How Difficult Should an Online Education Test Be?

Clearinghouse on Assessment and Evaluation

ERIC/AE Digest Series EDO-TM-95-6, October 1995

How Difficult Should a Test Be?

Robert B. Frary
Virginia Polytechnic Institute and State University

Traditional grading practices used by many teachers at nearly all levels of education seem geared to a belief that test scores of around 70% or better represent a "passable" level of achievement. Sometimes circumstances seem to indicate the advisability of a lower level, but typically such a level is adopted only with misgivings. Reflecting these misgivings, the instructor would usually prefer that the situation not arise again and that knowledge of the fact that the grades were "curved" be restricted as much as possible.

What is wrong with 70% as a passing score?

The thinking that leads to the idea of a passing score in the neighborhood of 70% may have its roots in elementary education. For example, consider a spelling test. The teacher selects more or less randomly from a list of words the students have been assigned. Then a score of 70% is probably a fairly accurate estimate of the percentage of the words on the list that the student can spell. Similar arguments can be made for arithmetic computation tests when problems of a specific type have been formulated in some random manner.

However, this approach to testing frequently breaks down, even at the elementary school level. Consider a test in history. How does one define the universe of all questions that might appear on a history test? Moreover, even if such a list were available, random selection from it would probably not yield a test with satisfactory content from the standpoint of what the teacher wanted to emphasize. There are test construction methods available for dealing with these problems, but the average teacher simply sits down and, consulting a list of course objectives, the course or unit outline, etcetera, writes enough test questions to fill the allotted time.

Under these circumstances, there is certainly no assurance that students who should get passing grades will be able to answer 70% or more correctly. The test may be somewhat harder or easier than the instructor intended.

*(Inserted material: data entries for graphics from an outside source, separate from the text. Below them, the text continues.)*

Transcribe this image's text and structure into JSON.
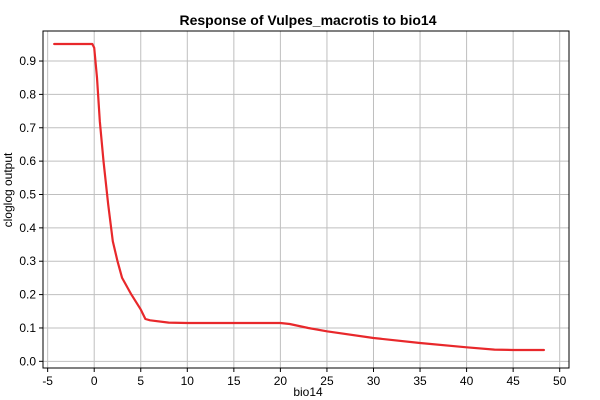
{
  "chart_data": {
    "type": "line",
    "title": "Response of Vulpes_macrotis to bio14",
    "xlabel": "bio14",
    "ylabel": "cloglog output",
    "xlim": [
      -5.5,
      51
    ],
    "ylim": [
      -0.02,
      0.99
    ],
    "xticks": [
      -5,
      0,
      5,
      10,
      15,
      20,
      25,
      30,
      35,
      40,
      45,
      50
    ],
    "yticks": [
      0.0,
      0.1,
      0.2,
      0.3,
      0.4,
      0.5,
      0.6,
      0.7,
      0.8,
      0.9
    ],
    "grid": true,
    "series": [
      {
        "color": "#e8282b",
        "x": [
          -4.3,
          -1.0,
          -0.2,
          0.0,
          0.3,
          0.6,
          1.0,
          1.5,
          2.0,
          2.5,
          3.0,
          4.0,
          5.0,
          5.5,
          6.0,
          8.0,
          10.0,
          15.0,
          20.0,
          21.0,
          23.0,
          25.0,
          30.0,
          35.0,
          40.0,
          43.0,
          45.0,
          48.3
        ],
        "y": [
          0.951,
          0.951,
          0.951,
          0.94,
          0.85,
          0.72,
          0.6,
          0.47,
          0.36,
          0.3,
          0.25,
          0.2,
          0.155,
          0.127,
          0.123,
          0.116,
          0.115,
          0.115,
          0.115,
          0.112,
          0.1,
          0.09,
          0.07,
          0.055,
          0.042,
          0.035,
          0.034,
          0.034
        ]
      }
    ]
  }
}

Eventually, with experience, most instructors learn to write tests that are about as difficult as they intend, and for many this outcome means that students who are of marginal ability and who put forth reasonable effort score about 70% or perhaps as low as 60%. Because this level is essentially arbitrary, it is reasonable to question whether it is desirable. In fact, we will argue that a 70% passing level is much too high for a large majority of high school or college-level classroom tests.

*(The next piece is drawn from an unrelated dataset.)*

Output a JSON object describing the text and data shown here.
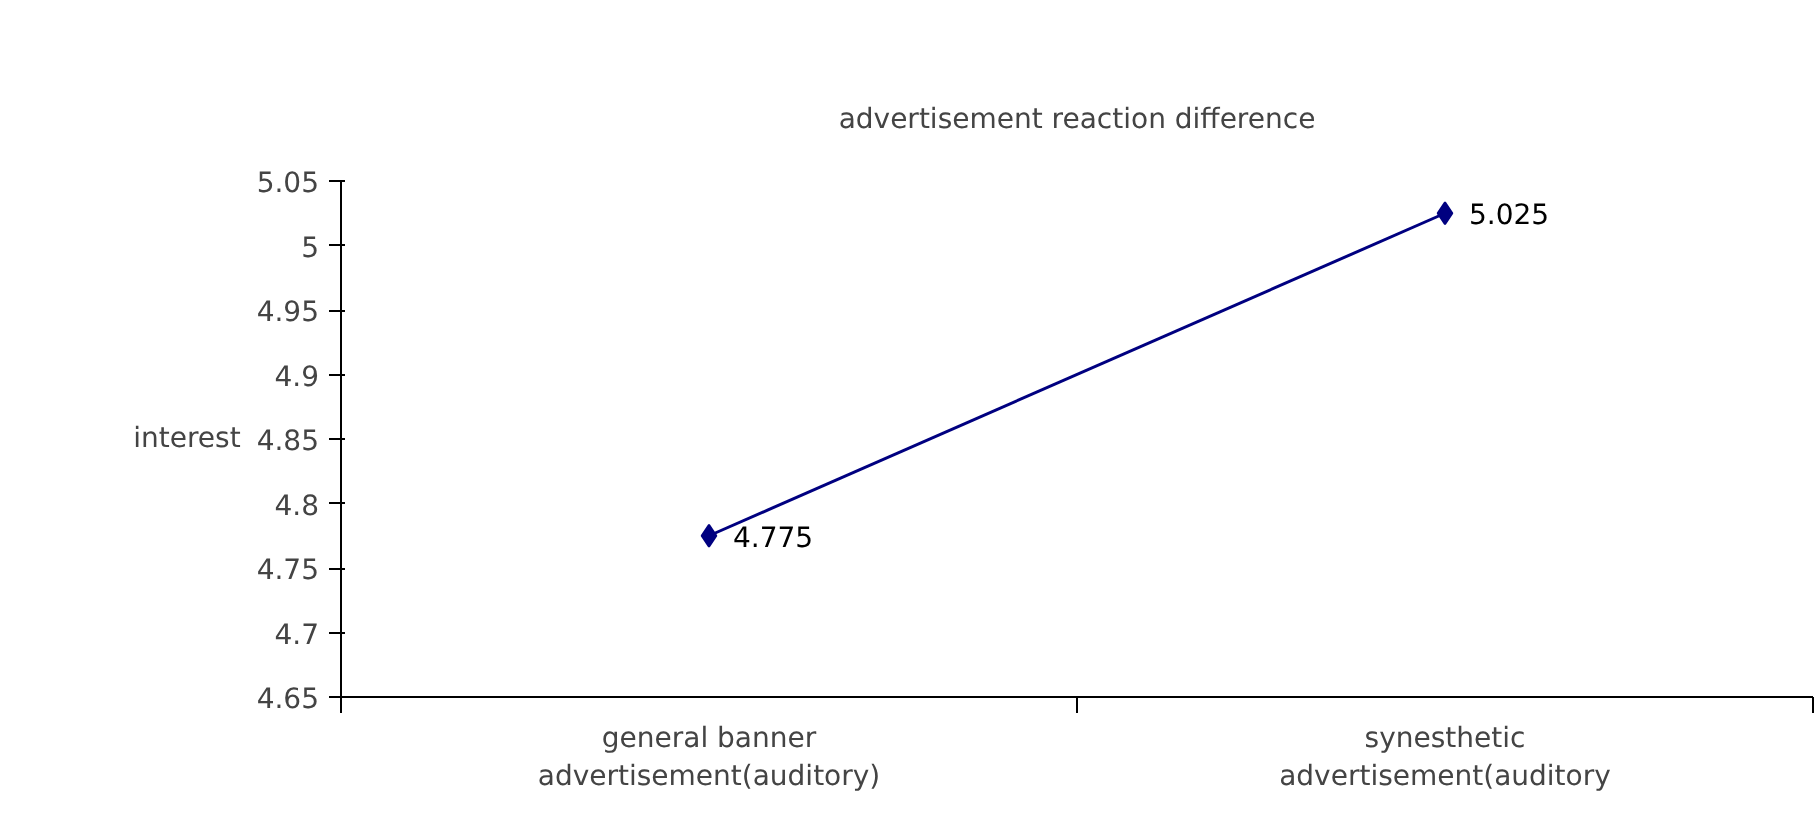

There are exceptions, of course. In what follows, we will not be discussing essay examinations or tests designed to measure degree of achievement in a restricted and highly defined subarea of a course (criterion referenced tests).

What we are concerned about are tests covering fairly diverse topics on which scores are determined by adding up points for each right answer. Almost any multiple-choice midterm or final examination would be in this category as would most short-answer and problem-solving tests.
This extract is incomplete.